Я мчался искать злосчастное сверло туда, где предполагал, что оно находится, не представляя, чем победитовый наконечник отличается от обычного, а еще я совсем не разбирался в диаметрах этих чертовых свёрл. Каждая секунда промедления, в моих поисках, словно тлеющий бикфордов шнур. Быть униженным и обложенным матерщиной бранью – это самое малое, на что можно было нарваться.

Конечно, в нем была любовь, и он мог ее иногда проявлять, но от того, что это происходило не часто, такие моменты были как праздник.
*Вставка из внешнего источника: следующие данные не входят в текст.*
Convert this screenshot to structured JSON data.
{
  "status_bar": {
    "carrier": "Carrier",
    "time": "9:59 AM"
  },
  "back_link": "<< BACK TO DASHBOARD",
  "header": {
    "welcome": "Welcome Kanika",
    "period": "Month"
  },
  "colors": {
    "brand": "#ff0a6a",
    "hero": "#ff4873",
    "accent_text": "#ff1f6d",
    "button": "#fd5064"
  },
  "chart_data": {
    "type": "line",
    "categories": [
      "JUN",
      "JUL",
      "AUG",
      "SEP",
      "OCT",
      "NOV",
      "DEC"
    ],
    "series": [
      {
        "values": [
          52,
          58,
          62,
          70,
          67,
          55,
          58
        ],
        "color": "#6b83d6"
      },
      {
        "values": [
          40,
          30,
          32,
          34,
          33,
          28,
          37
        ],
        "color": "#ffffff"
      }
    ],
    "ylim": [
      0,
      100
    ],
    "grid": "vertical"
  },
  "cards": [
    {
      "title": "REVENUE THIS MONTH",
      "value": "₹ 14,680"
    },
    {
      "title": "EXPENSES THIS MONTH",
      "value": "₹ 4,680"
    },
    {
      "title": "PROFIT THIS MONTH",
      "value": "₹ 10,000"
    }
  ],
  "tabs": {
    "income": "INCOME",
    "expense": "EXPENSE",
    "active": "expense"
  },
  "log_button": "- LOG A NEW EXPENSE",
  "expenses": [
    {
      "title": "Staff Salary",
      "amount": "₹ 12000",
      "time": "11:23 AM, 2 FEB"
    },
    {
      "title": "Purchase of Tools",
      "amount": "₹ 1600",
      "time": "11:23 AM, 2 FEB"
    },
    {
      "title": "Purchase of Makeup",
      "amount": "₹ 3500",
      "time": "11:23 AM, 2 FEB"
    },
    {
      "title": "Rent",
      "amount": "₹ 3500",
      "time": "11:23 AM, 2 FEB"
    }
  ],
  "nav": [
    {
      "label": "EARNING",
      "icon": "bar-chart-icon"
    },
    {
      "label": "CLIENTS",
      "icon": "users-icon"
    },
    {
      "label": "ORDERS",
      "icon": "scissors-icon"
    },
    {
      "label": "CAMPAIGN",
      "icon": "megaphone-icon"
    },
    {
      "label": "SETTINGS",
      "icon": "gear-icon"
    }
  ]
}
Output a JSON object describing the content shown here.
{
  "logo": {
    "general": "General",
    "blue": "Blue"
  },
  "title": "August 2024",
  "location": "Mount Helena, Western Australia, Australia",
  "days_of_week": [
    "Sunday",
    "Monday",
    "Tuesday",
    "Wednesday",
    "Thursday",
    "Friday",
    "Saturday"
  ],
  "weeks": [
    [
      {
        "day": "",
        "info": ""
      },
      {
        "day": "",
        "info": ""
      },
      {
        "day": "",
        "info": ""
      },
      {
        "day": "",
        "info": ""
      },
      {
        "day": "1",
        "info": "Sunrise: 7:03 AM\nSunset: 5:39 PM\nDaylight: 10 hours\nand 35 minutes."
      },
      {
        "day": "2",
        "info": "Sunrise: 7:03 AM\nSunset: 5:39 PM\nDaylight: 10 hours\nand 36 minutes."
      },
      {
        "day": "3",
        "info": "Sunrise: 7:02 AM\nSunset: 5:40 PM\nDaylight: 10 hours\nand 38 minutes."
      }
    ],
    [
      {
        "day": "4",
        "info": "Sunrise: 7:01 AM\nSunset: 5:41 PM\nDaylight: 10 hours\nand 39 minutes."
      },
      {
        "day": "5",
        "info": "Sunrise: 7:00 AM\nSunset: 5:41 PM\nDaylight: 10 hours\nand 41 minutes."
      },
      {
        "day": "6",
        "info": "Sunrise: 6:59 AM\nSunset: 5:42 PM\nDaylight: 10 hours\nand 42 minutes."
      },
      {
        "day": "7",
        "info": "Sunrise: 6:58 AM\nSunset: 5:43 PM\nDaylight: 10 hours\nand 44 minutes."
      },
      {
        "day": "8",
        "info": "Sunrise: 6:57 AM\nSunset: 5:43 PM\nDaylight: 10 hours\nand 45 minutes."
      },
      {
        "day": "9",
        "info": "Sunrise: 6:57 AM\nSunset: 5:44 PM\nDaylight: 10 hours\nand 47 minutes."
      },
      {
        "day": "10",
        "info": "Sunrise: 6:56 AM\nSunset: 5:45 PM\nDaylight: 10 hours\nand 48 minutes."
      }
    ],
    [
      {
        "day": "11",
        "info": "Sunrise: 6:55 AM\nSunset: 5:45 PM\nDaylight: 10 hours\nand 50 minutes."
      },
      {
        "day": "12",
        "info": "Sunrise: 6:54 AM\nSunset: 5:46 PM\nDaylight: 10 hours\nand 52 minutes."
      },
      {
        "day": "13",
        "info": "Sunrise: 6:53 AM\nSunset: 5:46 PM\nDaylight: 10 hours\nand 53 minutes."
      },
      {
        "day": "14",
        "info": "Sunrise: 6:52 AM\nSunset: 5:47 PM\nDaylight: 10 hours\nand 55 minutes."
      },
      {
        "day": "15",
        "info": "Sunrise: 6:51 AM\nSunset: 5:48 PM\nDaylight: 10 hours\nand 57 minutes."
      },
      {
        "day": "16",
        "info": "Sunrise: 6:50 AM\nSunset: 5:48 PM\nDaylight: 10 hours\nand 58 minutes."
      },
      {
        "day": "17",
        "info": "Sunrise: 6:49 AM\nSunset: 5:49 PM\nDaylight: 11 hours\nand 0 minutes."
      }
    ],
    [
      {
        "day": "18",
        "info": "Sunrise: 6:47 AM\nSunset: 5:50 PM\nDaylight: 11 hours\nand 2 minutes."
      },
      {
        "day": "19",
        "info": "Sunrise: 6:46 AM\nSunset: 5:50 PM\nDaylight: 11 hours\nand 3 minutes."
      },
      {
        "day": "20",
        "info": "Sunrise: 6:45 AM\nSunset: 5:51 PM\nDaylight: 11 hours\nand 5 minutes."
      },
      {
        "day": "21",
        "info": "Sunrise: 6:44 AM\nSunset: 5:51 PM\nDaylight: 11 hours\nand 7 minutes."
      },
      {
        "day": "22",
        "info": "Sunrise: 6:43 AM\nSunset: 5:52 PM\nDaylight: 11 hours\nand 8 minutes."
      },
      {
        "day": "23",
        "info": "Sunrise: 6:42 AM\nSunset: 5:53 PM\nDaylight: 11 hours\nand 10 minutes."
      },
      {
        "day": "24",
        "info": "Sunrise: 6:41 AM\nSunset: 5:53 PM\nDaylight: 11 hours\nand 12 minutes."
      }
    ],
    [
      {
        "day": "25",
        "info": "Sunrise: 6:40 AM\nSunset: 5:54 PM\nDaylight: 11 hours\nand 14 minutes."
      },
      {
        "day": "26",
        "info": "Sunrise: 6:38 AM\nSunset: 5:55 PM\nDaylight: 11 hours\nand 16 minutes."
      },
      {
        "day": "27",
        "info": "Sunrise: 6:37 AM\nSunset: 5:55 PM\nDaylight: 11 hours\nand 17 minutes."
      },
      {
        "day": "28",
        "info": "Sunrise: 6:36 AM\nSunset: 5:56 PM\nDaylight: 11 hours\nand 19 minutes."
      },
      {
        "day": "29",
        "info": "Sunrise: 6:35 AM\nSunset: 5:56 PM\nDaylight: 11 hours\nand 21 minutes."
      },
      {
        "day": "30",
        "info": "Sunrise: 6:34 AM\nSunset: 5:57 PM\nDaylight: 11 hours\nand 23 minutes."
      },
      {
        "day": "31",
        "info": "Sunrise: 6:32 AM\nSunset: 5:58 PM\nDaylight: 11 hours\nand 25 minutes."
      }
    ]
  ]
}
Перемены его настроения, от которых зависела вся атмосфера в доме, стали основой нашего существования. Каждый день был подобен русской рулетке. И, будучи еще совсем мальчишкой уже довольно часто, но про себя, молился Богу, что бы хотя бы этот день прошел нормально. Чаще Бог оставался глух к моей молитве.

Но таким человеком отец был не всегда. Временами, он излучал силу и свет, и тогда он действительно мог быть защитником своей семьи, ее каменной стеной, он мог научить и поделиться частичкой своей души. В основном эти моменты возникали, когда меня привозили на родину папы. Это была деревенька с особыми людьми и особой энергией, и для моего отца она была особо значимой – это было местом его силы. Он становился намного уравновешеннее и спокойнее, словно стыдясь показать этому месту темную сторону своей сущности. Тогда папа много рассказывал про свое детство, отрочество и зрелость, и как связаны эти периоды его жизни с этим местом. Единственное, что раздражало его здесь – это родная мать.

Он срывался на неё без повода. В лучшем случае бедная женщина отделывалась словесными унижениями, а в худшем, приходилось спасаться бегством от собственного разъяренного сына.

– Пап, а почему ты так относишься к бабушке? Почему ты постоянно обижаешь её? – Спросил я однажды отца.

Посмотрев на сына, немного растерянным взглядом, Пётр Ильич повёл мальчика в сторону луга, простирающегося перед бабушкиным домом. Луг был таким огромным, что казалось будто у него и вовсе нет конца. Некошеная трава была почти по пояс маленькому мальчику. Юра шел вслед за отцом и испытывал сильное волнение. До этого момента, отец никогда не проявлял к своему сыну такого внимания. Мальчик старался иногда поглядывать на лицо Петра Ильича чтобы понять, что происходит, но в глазах родителя читалась только боль.

– Вероятно, я ковырнул старую рану. – Подумал Юра. И от этой мысли мальчику стало еще волнительнее и грустнее.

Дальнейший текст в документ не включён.